All three readings today describe situations of fear and anxiety. In the short gospel alone Jesus tells his disciples no less than three times not to be afraid. In fact, the phrase “Do not be afraid”, runs like a refrain through the whole Bible. To Abram God said, “Do not be afraid, I am your shield.” To the prophets, “Do not be afraid, I am with you.” To Mary the angel said, “Do not be afraid.” To the apostles Jesus said, “Do not be afraid,” and to Paul the Lord said, “Do not be afraid.” Because fear and anxiety seem to be so part and parcel of who we are as humans, we might wonder if God is asking the impossible when he enjoins us not to be afraid.
Everybody is afraid of something. Spiders, loneliness, cancer, failure, a stroke-ridden old age, homelessness…. Writer and broadcaster Karen Armstrong recommends that instead of succumbing to fears, phobias and anxieties we might try being compassionate to ourselves, remembering that fear is a human characteristic. “If we cannot accept the reality of our own terror,” she writes, “we are likely to dismiss and even ridicule the fears of others.” We need be aware that some of our character traits, like fear and anxiety, are the result of circumstances beyond our control. And so it is with others, especially when we see those qualities in them that we dislike in ourselves.
Jesus didn’t say, “Don’t be afraid, it won’t happen.” He meant something more like, “Don’t be afraid, it may well happen, but when it does happen you will not be destroyed as a person.” This is the difference between optimism and hope. Being neither an optimist nor a pessimist, Christ speaks about hope that is not based on chances that things will be better or worse.
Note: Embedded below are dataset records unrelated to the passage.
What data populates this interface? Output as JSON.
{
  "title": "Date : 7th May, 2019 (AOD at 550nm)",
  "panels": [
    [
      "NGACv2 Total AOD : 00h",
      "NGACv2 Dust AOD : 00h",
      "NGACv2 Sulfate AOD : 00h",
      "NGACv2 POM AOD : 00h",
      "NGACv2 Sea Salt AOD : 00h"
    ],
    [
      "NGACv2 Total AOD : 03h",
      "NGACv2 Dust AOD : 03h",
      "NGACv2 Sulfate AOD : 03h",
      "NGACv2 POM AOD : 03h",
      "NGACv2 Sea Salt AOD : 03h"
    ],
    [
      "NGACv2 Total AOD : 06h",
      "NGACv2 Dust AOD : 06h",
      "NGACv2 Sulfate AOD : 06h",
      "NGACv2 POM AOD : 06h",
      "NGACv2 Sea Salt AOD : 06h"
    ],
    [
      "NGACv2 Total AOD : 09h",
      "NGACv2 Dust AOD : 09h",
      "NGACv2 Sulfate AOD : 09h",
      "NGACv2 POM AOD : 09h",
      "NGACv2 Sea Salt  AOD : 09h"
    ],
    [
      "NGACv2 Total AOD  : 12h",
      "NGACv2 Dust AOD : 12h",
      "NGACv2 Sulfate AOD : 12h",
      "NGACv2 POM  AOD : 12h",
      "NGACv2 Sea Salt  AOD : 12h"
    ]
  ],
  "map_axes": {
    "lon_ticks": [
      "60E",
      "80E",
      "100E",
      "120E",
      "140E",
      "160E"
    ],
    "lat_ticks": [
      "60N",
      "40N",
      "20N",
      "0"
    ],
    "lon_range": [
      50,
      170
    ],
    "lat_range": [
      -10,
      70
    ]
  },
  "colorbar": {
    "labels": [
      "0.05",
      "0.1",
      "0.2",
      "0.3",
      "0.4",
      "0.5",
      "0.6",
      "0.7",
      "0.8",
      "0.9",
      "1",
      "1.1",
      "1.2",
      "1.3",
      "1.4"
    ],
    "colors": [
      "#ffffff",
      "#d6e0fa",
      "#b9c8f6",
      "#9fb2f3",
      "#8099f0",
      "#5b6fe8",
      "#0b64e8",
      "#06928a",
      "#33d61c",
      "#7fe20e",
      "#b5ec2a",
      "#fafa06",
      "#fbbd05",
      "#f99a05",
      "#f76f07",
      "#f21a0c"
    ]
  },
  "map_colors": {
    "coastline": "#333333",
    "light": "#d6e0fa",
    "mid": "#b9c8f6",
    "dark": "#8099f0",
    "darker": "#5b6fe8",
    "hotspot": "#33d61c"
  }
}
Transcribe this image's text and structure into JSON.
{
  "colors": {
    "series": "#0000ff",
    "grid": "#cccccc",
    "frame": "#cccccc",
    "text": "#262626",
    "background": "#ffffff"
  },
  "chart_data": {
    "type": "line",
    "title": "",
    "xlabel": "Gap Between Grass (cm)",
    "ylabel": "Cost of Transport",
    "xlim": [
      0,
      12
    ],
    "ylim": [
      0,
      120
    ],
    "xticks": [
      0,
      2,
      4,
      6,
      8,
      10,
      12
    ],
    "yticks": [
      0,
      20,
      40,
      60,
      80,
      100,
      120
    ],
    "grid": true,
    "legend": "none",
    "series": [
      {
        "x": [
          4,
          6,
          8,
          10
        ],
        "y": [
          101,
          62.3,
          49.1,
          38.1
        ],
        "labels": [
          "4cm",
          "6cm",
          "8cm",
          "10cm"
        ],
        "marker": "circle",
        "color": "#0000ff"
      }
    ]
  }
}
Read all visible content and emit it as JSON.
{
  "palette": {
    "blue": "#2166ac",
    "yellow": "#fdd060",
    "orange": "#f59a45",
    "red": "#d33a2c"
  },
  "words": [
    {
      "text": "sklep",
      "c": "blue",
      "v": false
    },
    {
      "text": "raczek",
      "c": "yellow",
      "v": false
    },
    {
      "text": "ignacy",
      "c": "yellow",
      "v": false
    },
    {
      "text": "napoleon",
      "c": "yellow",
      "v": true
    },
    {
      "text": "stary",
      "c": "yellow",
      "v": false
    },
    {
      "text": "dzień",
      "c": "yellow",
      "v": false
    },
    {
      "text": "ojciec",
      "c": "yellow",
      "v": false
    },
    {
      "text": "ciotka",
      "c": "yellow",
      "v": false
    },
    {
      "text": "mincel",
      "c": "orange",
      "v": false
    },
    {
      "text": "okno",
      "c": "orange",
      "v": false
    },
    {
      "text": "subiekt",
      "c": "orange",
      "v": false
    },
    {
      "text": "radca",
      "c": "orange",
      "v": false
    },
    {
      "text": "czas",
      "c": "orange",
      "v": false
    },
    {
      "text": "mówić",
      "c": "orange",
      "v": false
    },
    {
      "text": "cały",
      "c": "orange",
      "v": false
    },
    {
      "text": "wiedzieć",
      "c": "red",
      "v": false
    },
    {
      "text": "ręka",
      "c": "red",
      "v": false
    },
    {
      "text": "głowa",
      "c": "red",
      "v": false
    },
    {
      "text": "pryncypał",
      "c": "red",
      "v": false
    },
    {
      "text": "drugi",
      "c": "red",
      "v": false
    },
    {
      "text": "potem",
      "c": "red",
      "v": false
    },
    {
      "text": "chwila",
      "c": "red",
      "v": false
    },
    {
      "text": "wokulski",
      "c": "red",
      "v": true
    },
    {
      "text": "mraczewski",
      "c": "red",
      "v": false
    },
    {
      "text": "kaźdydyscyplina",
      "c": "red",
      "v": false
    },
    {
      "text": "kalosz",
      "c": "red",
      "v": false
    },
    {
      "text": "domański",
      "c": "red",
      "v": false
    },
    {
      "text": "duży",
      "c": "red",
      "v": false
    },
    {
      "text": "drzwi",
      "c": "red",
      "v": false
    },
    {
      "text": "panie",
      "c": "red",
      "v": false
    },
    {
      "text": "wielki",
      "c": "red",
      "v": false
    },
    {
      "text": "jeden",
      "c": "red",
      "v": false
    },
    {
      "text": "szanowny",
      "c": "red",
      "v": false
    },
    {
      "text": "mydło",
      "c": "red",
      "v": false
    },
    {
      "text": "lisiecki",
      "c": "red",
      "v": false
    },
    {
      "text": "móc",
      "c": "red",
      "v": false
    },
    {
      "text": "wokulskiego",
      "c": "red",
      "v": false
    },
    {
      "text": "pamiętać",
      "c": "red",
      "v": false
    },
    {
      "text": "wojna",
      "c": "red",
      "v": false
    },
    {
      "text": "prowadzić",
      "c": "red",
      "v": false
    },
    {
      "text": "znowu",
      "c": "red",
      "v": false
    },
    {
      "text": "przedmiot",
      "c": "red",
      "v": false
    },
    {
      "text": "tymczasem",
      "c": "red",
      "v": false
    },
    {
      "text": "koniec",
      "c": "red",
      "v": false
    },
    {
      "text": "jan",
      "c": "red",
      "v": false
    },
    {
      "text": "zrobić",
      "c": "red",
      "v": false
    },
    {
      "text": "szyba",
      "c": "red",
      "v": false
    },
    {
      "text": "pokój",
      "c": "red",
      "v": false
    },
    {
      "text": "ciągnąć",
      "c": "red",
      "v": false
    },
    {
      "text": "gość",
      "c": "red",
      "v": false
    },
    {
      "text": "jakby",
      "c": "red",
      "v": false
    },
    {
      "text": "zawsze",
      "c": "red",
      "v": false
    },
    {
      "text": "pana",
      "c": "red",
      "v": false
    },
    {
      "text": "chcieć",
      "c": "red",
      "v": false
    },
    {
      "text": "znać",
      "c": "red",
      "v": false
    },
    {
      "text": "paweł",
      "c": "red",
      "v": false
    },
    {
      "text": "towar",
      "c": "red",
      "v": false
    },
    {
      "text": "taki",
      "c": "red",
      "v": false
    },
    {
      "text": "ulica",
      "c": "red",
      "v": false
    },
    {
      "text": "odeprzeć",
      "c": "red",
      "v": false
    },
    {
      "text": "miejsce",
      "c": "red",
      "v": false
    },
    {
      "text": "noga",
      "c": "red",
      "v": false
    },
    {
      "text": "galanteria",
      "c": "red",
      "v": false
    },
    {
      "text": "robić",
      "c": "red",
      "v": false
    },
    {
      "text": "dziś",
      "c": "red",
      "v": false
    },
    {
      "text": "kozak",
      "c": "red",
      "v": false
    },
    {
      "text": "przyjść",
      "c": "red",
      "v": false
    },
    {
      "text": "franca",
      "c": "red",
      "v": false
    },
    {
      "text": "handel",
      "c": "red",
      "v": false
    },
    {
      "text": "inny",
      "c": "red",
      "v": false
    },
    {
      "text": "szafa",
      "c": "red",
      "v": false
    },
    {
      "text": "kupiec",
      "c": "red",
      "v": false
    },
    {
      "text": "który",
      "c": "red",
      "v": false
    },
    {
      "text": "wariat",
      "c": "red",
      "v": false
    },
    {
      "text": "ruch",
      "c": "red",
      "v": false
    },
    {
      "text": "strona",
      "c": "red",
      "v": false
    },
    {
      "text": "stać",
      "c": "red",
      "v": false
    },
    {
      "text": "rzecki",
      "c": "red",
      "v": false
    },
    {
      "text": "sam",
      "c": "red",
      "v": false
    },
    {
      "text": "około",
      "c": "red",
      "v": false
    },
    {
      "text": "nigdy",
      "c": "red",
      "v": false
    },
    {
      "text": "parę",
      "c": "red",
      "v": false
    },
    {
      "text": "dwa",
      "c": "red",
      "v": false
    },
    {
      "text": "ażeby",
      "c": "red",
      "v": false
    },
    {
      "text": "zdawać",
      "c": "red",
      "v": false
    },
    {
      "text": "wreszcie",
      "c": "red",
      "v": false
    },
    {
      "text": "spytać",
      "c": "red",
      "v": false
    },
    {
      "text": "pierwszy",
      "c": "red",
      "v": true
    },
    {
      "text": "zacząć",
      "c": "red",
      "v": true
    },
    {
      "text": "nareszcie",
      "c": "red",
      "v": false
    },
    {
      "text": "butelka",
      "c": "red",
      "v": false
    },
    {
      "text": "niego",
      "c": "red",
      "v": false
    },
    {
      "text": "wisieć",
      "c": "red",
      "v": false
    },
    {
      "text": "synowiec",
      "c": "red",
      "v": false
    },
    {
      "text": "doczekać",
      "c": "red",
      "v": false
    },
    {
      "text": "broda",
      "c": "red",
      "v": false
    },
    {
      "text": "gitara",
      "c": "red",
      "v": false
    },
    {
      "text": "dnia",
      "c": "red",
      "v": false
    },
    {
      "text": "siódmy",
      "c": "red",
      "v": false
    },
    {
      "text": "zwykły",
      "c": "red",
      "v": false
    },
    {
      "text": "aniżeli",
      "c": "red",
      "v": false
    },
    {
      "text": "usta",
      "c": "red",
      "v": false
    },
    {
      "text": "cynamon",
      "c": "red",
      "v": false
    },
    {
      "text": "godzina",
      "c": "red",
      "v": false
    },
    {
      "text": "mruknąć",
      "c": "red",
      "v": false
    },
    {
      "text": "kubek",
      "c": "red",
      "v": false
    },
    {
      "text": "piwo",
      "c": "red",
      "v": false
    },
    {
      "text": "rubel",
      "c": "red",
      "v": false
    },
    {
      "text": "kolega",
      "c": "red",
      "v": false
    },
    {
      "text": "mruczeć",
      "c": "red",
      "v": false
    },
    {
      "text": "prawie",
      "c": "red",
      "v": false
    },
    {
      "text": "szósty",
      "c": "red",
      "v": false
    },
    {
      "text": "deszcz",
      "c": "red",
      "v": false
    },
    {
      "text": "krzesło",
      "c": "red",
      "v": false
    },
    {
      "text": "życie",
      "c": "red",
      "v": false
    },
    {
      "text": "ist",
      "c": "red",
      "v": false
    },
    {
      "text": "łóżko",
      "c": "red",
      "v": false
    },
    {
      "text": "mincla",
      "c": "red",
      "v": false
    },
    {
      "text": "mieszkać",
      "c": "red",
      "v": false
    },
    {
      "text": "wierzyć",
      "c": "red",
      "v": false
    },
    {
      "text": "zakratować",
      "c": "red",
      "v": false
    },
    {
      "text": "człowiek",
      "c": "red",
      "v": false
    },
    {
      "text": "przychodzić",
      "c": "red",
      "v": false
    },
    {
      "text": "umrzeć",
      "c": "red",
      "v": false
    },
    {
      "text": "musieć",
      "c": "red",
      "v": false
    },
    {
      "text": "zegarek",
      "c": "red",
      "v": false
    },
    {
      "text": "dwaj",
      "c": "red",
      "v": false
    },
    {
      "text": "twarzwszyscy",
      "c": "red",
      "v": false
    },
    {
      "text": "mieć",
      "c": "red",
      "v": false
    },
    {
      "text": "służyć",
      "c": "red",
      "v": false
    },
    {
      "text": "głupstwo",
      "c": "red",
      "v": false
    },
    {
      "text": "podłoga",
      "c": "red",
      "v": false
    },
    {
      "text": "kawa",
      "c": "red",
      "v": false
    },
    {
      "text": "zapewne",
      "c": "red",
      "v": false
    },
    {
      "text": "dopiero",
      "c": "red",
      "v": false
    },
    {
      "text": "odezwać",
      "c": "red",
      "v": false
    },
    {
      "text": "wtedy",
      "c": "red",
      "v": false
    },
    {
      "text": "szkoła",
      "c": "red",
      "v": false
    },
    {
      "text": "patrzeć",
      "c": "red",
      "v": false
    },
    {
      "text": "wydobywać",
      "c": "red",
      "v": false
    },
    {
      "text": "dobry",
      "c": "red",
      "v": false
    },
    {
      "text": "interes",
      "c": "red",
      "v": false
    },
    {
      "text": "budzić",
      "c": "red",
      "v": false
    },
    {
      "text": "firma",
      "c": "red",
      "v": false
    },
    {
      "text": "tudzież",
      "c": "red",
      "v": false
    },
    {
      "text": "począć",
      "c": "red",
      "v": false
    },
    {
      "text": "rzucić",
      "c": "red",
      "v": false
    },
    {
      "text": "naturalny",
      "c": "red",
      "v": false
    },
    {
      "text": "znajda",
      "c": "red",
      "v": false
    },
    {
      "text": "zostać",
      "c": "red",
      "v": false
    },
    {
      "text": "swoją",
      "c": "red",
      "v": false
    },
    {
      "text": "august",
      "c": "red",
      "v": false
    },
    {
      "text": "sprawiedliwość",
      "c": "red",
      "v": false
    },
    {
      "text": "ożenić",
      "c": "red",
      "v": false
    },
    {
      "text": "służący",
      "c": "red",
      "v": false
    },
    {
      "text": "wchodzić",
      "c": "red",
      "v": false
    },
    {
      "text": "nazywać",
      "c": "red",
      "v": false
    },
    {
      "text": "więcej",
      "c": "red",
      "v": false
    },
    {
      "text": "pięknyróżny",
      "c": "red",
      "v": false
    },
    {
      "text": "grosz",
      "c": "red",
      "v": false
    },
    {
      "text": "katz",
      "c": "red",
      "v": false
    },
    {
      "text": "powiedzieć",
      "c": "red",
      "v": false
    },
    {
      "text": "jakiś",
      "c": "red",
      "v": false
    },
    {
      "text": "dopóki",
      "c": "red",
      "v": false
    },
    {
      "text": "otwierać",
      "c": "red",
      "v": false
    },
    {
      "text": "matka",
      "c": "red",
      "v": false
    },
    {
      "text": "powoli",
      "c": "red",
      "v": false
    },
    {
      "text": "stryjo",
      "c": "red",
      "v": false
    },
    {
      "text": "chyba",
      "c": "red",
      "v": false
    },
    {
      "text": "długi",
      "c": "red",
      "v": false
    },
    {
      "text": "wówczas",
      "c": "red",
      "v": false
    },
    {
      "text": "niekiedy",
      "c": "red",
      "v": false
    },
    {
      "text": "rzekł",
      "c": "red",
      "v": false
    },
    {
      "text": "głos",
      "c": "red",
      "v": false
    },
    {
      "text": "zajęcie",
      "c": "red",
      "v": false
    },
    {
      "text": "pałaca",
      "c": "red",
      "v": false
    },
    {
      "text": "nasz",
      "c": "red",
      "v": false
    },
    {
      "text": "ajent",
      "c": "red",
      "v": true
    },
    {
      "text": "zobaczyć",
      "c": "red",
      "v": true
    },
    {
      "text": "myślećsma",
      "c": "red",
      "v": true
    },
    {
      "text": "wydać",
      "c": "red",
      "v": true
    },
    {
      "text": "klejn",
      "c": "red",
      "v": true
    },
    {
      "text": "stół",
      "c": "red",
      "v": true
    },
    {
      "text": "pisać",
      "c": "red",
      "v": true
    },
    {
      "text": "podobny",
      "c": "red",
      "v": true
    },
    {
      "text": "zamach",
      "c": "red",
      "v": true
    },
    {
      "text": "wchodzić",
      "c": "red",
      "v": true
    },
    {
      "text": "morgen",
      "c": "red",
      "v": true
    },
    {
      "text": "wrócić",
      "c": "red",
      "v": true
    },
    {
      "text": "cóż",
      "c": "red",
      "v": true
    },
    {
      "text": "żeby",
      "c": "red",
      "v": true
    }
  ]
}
His hope is built upon the promise that, whatever happens, God will stay with us at all times, in all places. Blessed Julian of Norwich put it this way back in the 14th century: “The Lord did not say, ‘You will not be tempted, you will not be troubled, you will not be distressed,’ but he said, ‘You will not be overcome.’”
The ‘fear of God’ that sacred scripture often refers to is the sense of being touched out of the blue by the awesomeness, the otherness, and the mysteriousness of the numinous reality we call God. It’s not the fear of danger or of the unknown. Our religious word ‘holy’ refers to this mysterious otherness. Theologian Karl Rahner wrote: “I must confess to you in all honesty that for me God is and has always been absolute mystery…. Contemplating the sacred scriptures has offered me occasional intimations and inklings of mysterious reality.” Thomas Merton was overwhelmed by such reality one afternoon in 1958 on a busy street in Louisville, Kentucky. More recently, Jewish journalist David Brooks had a similar experience one morning on the crowded platforms of Penn Station in New York City – Benjamin Wallace-Wells, THE NEW YORKER, 4/29/2019.